Он громко крикнул, но крик никуда не шел, застревал в вязком воздухе. Пройдя несколько шагов, он догнал свои слова, все они оставались с ним. Их приходилось тащить с собой. Они делались все тяжелее. Он не мог схватиться за голову: ее не было. Свет тоже шел только до определенного места, дальше стлалась кромешная тьма. Он пробирался вперед по лучу, и вдруг свет прянул прочь от зеркала, и Лео отшвырнуло обратно. Он силился и не мог вспомнить какие-то слова. Он повернулся, пошел вспять и так шел, пока снова не наткнулся на слепящий сноп, означавший новую границу его возможностей. Зажатое двумя лучами, теснилось пространство. Лучи сближались. Надо было выбрать один и через него прорваться.
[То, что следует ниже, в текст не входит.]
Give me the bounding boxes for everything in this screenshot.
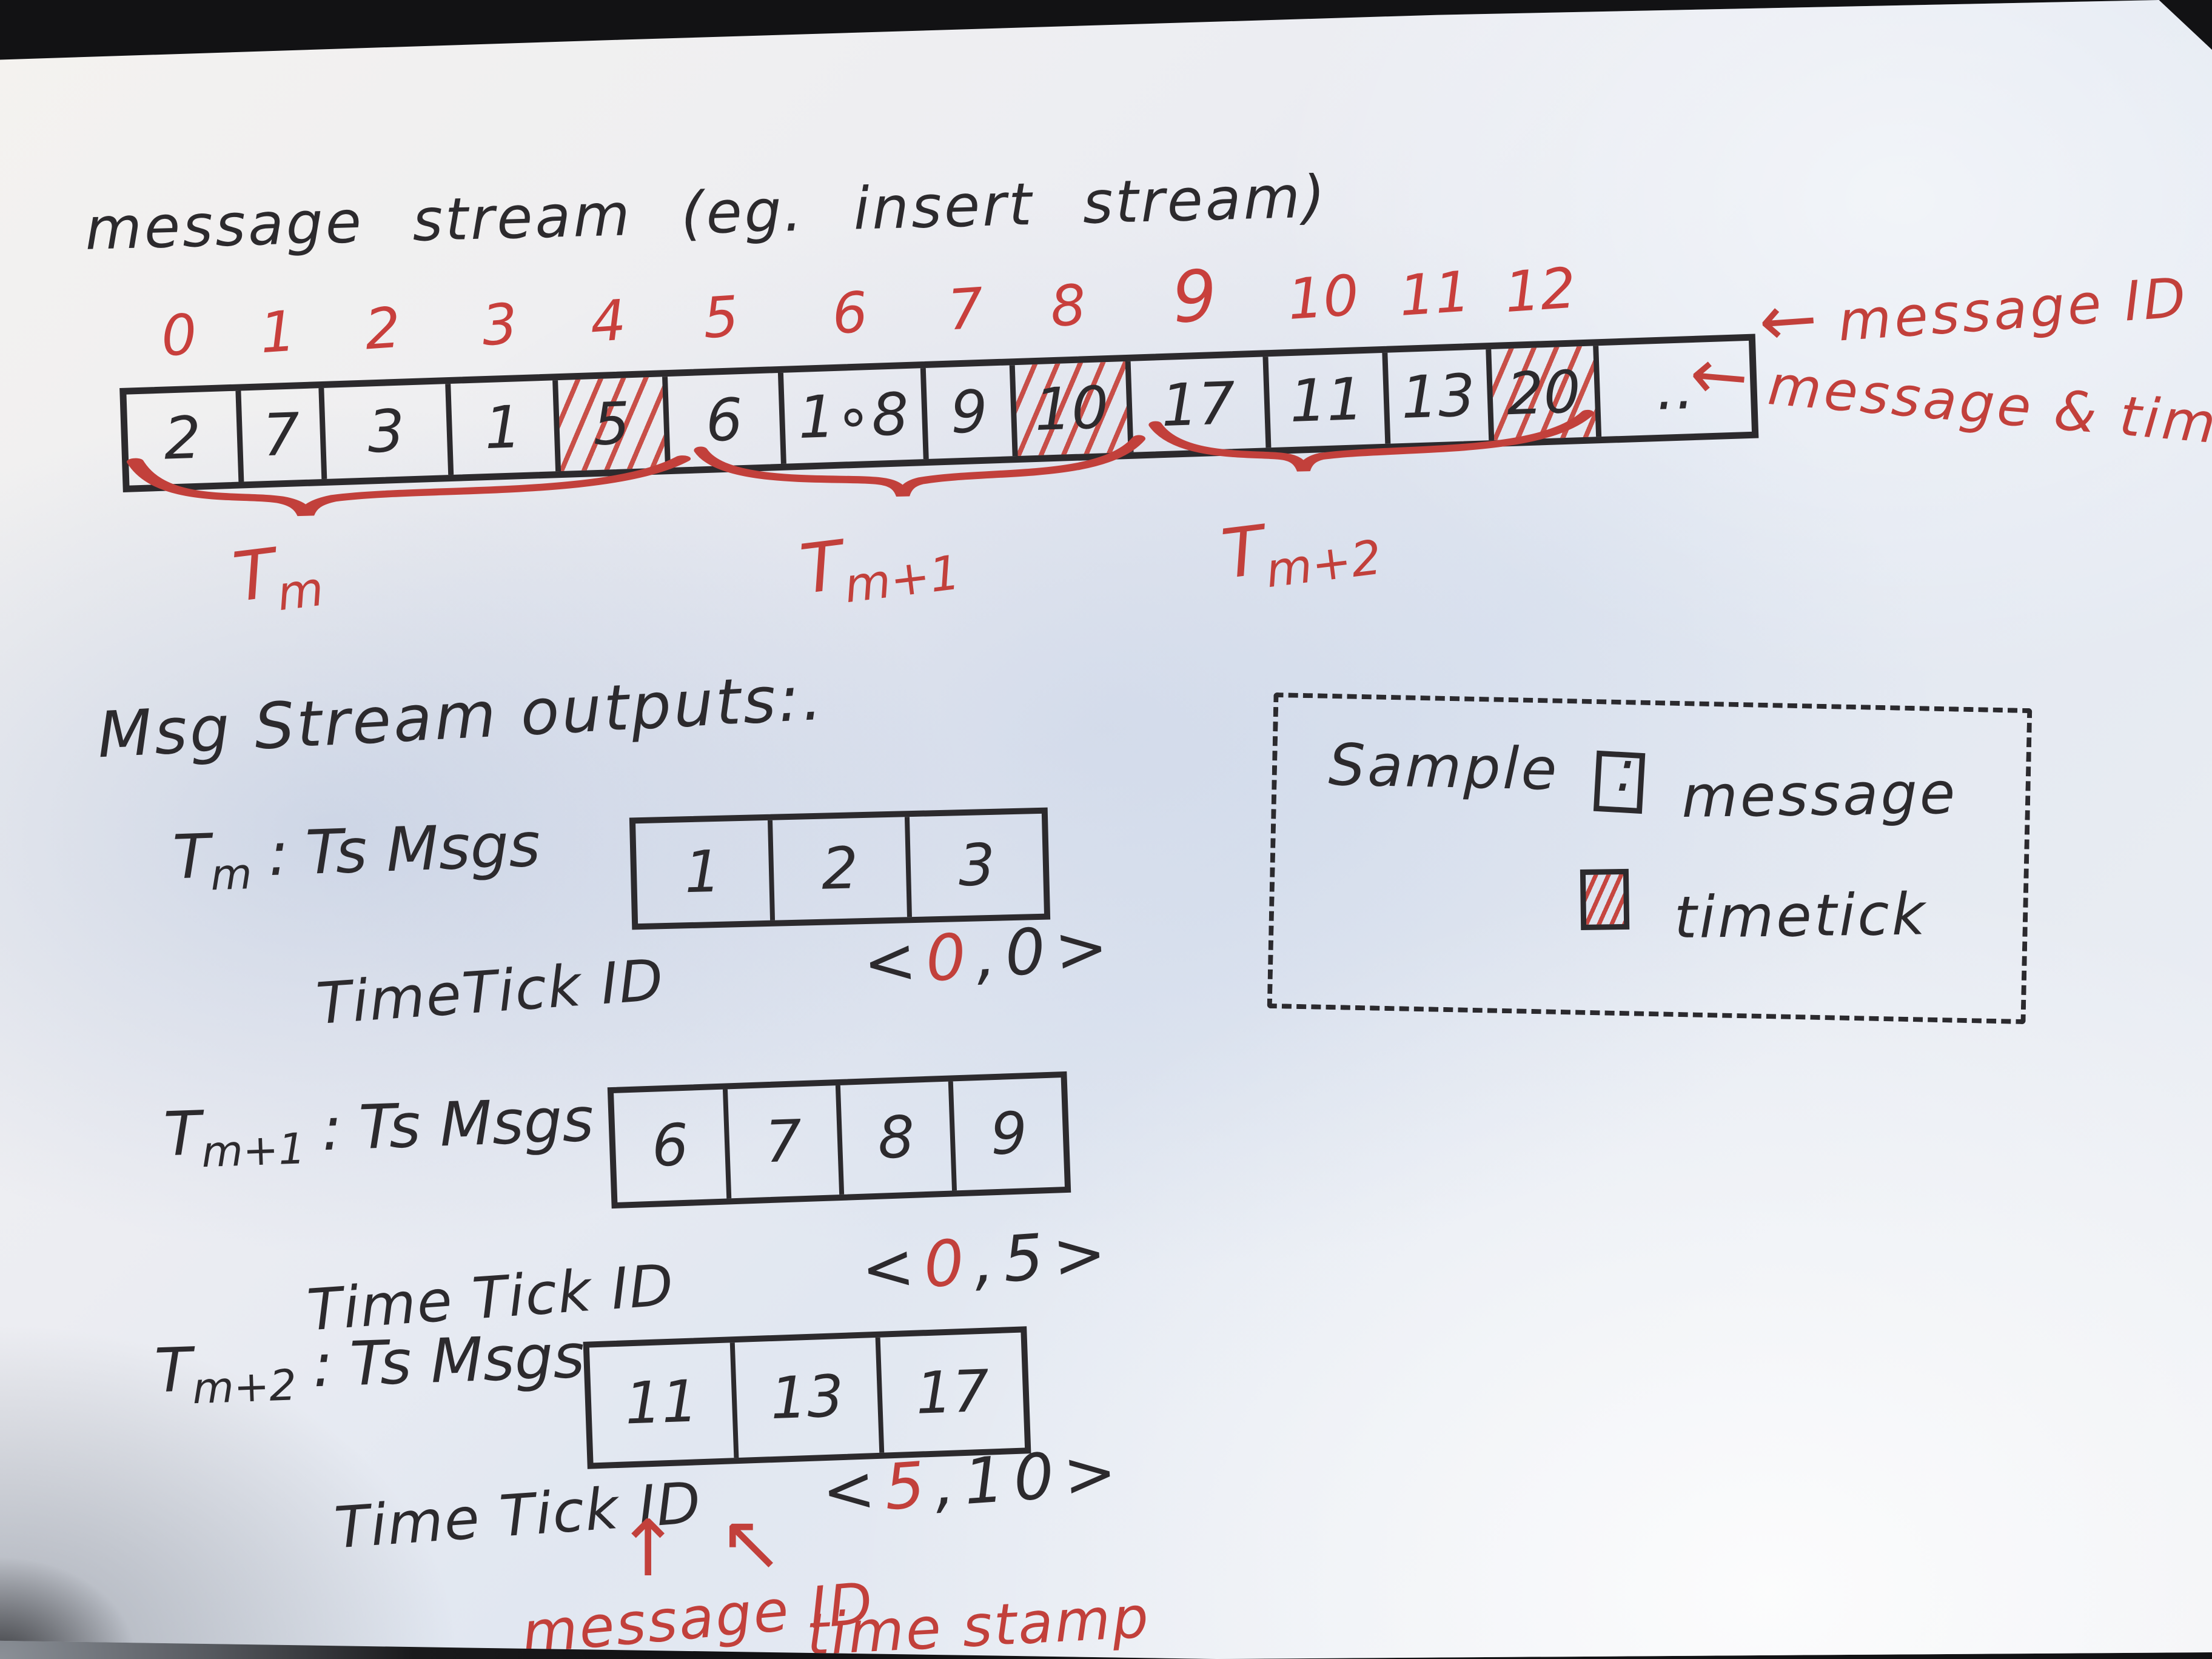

Он сосредоточился и побежал что было сил. Все загудело, будто от удара по хрусталю. Страшная боль прошила его правый бок, он упал и лежал на бетонном полу, изнывая от страха. Далеко где-то слышались голоса, там будто прыгали через веревочку. Он схватился за голову, она была на месте. Тьму рассек луч, он падал сквозь решетку сточной ямы. Лео поднялся и отчаянно потянулся к решетке. Чья-то рука сверху схватила его руку.
Потом ему снилось, что он стоит на широкой равнине. Вдаль, в темноту черного домика, убегал канат. В домике стоял канатчик.
Голос с неба взывал: «Иди вспять!», но Лео стоял как вкопанный и думал, что ничего, каната еще хватит.
И тут из каната вдруг выступили все его прямые предки по мужской линии, от самого неолита, когда еще они пришли с Дона, человек всего 125 или 150, в возрасте от 25 до 30 лет, и все на индоевропейских своих наречиях спрашивали его, неужто он думает, что можно просто так взять и кончиться. Выйдя из каната, они грозным строем надвигались на него.
Он заметил, что особенно горячились последние десять-двадцать поколений, а чем дальше в века, тем они делались спокойней. Древнейший же предок, стоя в сторонке, озирал равнину, на которой паслись приземистые кони; их гривами играл ветер. Все до горизонта вдруг заслонили ели. Солнечные лучи ударяли почти отвесно, били по твердому изо всех сил, падали, как удары гонга.
– Неужели нам не влезть в будущее, – кричал предок из второй половины семнадцатого века, – тебя-то мы втащили в твое «вспять»! Не знаешь ты разве, что человек лишь отрезок каната?
– Что такое будущее? – спросил Лео, глянул вниз, вдоль рядов, и обернулся к своему отцу, который стоял рядом. Тот схватился за грудь, вынул оттуда сердце на золотой цепочке, поднес к уху и сказал:
– Пора.
– Что такое будущее? – кричал Лео.
– Ступай вспять, – кричал почтенный предок из семнадцатого века, – и все будет так, как прежде, но канат станет длинней, в этом-то все и дело.
Канатчик вышел из своего домика, и все к нему обернулись, а он вынул изо рта кусок колбасы. Лицо у него было веселое.
– Лео, – сказал он. – Скоро нам пропадать, через несколько дней нам пропадать. Это канат не простой, это канат от океанского теплохода, он скрепит континенты, если они снова начнут сливаться.
– Что же скажут наши предки, если мы кончимся? – спросил Лео.
– Они будут нам подпевать, что бы мы ни запели, – сказал канатчик.